Das Bundesverwaltungsgericht in Leipzig hat die Polizei im Umgang mit von Beginn an gewalttätigen Versammlungen gestärkt. Eine derartige Versammlung muss nicht erst aufgelöst werden, bevor die Polizei mit „polizeilichen Maßnahmen“ gegen die Teilnehmer vorgehen kann, wie das Gericht am Mittwoch im Zusammenhang mit Aktionen der linksautonomen Szene gegen den AfD-Bundesparteitag 2016 in Stuttgart entschied. (Az. 6 C 1.2)
Im Vorfeld des Parteitags, der am 30. April und 1. Mai 2016 auf dem Stuttgarter Messegelände stattfand, hatte die Polizei Kenntnis davon erlangt, dass 850 bis 1000 als gewaltbereit eingeschätzte Linksautonome Zufahrtswege blockieren wollten und schwere Ausschreitungen planten.
Am Morgen des 30. April 2016 besetzten denn auch mehreren hundert teilweise vermummte Personen einen Kreisverkehr in der Nähe der Stuttgarter Messe.
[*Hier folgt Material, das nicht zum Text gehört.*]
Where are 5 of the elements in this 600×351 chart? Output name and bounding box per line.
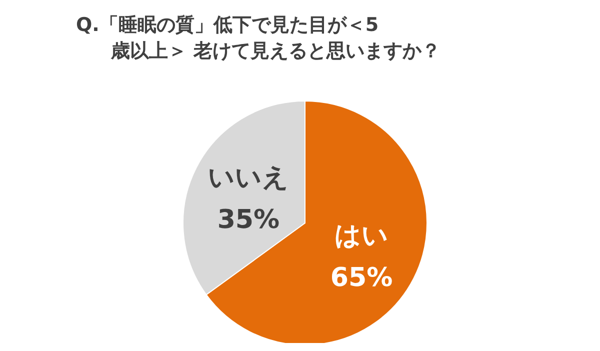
data-label: 65% [330,262,393,293]
chart-title: Q.「睡眠の質」低下で見た目が＜5歳以上＞ 老けて見えると思いますか？ [76,13,442,64]
slice-label: はい [334,220,389,251]
slice-label: いいえ [208,163,289,194]
data-label: 35% [217,205,280,236]
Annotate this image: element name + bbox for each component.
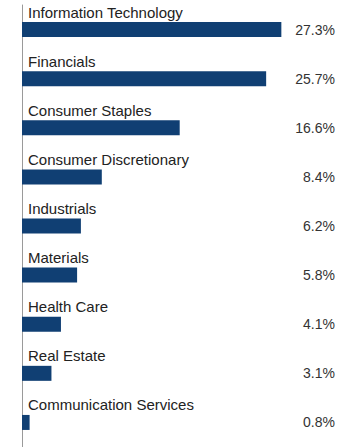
svg-text:Health Care: Health Care (28, 298, 108, 315)
svg-text:0.8%: 0.8% (303, 414, 335, 430)
svg-text:Consumer Discretionary: Consumer Discretionary (28, 151, 189, 168)
svg-text:8.4%: 8.4% (303, 169, 335, 185)
svg-text:Communication Services: Communication Services (28, 396, 194, 413)
svg-text:3.1%: 3.1% (303, 365, 335, 381)
svg-text:5.8%: 5.8% (303, 267, 335, 283)
svg-text:Real Estate: Real Estate (28, 347, 106, 364)
svg-text:Materials: Materials (28, 249, 89, 266)
svg-text:27.3%: 27.3% (295, 22, 335, 38)
svg-text:4.1%: 4.1% (303, 316, 335, 332)
svg-text:Industrials: Industrials (28, 200, 96, 217)
svg-text:Consumer Staples: Consumer Staples (28, 102, 151, 119)
svg-text:Financials: Financials (28, 53, 96, 70)
svg-text:16.6%: 16.6% (295, 120, 335, 136)
svg-text:Information Technology: Information Technology (28, 4, 183, 21)
svg-text:6.2%: 6.2% (303, 218, 335, 234)
svg-text:25.7%: 25.7% (295, 71, 335, 87)
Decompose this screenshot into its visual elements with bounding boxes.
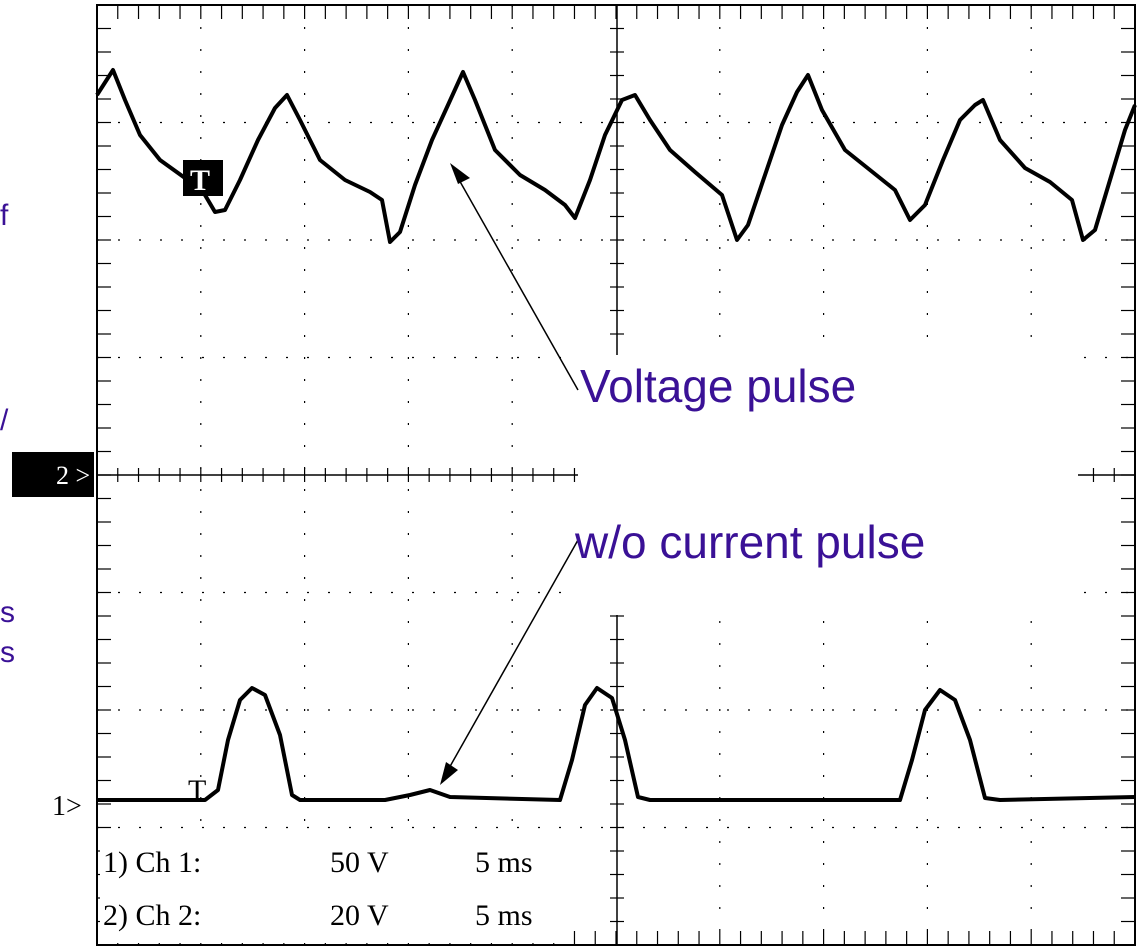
ch2-volts: 20 V [330, 899, 389, 932]
current-trace [97, 686, 1136, 802]
voltage-trace [95, 68, 1137, 244]
current-annotation: w/o current pulse [574, 516, 925, 568]
annotation-bg [578, 355, 1078, 505]
annotation-bg [578, 505, 1078, 615]
trigger-top: T [190, 164, 210, 197]
left-fragment: s [0, 596, 15, 629]
left-fragment: / [0, 404, 9, 437]
voltage-arrow [450, 163, 579, 391]
ch2-marker: 2 > [56, 461, 90, 490]
voltage-annotation: Voltage pulse [580, 360, 856, 412]
trigger-bottom: T [188, 774, 206, 807]
ch1-volts: 50 V [330, 846, 389, 879]
ch1-channel: 1) Ch 1: [103, 846, 201, 879]
left-fragment: f [0, 199, 9, 232]
trigger-box [183, 160, 223, 196]
left-fragment: s [0, 636, 15, 669]
ch1-marker: 1> [52, 791, 82, 822]
ch2-marker-bg [12, 452, 94, 497]
ch2-channel: 2) Ch 2: [103, 899, 201, 932]
ch1-time: 5 ms [475, 846, 533, 879]
settings-bg [100, 838, 570, 943]
ch2-time: 5 ms [475, 899, 533, 932]
current-arrow [440, 539, 579, 785]
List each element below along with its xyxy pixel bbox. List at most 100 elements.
Sie hatten Transparente und riefen Parolen gegen die AfD, errichteten aber auch Barrikaden und zündeten Pyrotechnik.
Auf dem Weg zum Messegelände wurden die Teilnehmer von Polizeikräften eingekesselt, Einzelne hinter dem Rücken gefesselt und in Bussen zu der in einer Messehalle eingerichteten Gefangenensammelstelle verbracht. Auch der Kläger wurde dort erkennungsdienstlich behandelt, nach Abnahme der Fesseln in einem Gefangenenbus eingeschlossen und am Abend zu dem 16 Kilometer entfernten Bahnhof in Esslingen verbracht.
Die hiergegen gerichtete Klage hatte vor dem Bundesverwaltungsgericht nur teilweise Erfolg. Insbesondere entschieden die Leipziger Richter, dass die Polizei vor ihrem Einschreiten die Versammlung nicht auflösen musste. Eine entsprechende polizeiliche Ansage soll den Veranstaltern und den Teilnehmenden eigentlich die Möglichkeit geben, die Versammlung von sich aus zu beenden oder sich zu entfernen.
Das gelte aber nur für eine Versammlung, die durch das Versammlungsrecht geschützt sein, betonte das Gericht. Auch bei der fraglichen Aktion habe es zwar Meinungsäußerungen gegeben. Vorrangiger Zweck sei es aber gewesen, „die Durchführung des AfD-Bundesparteitags mit unfriedlichen Mitteln zu verhindern oder zumindest erheblich zu stören“. Eine solche Blockade-Aktion stehe nicht unter dem Schutz der Versammlungsfreiheit, betonte das Bundesverwaltungsgericht.
Rechtswidrig sei es allerdings gewesen, dass der Kläger nach seiner Festnahme kein Trinkwasser erhalten und auch keine Möglichkeit bekommen habe, auf die Toilette zu gehen. Inwieweit die Fesselung des Klägers und seine Festnahme bis zum Abend gerechtfertigt waren, soll der Verwaltungsgerichtshof Baden-Württemberg in Mannheim nochmals prüfen.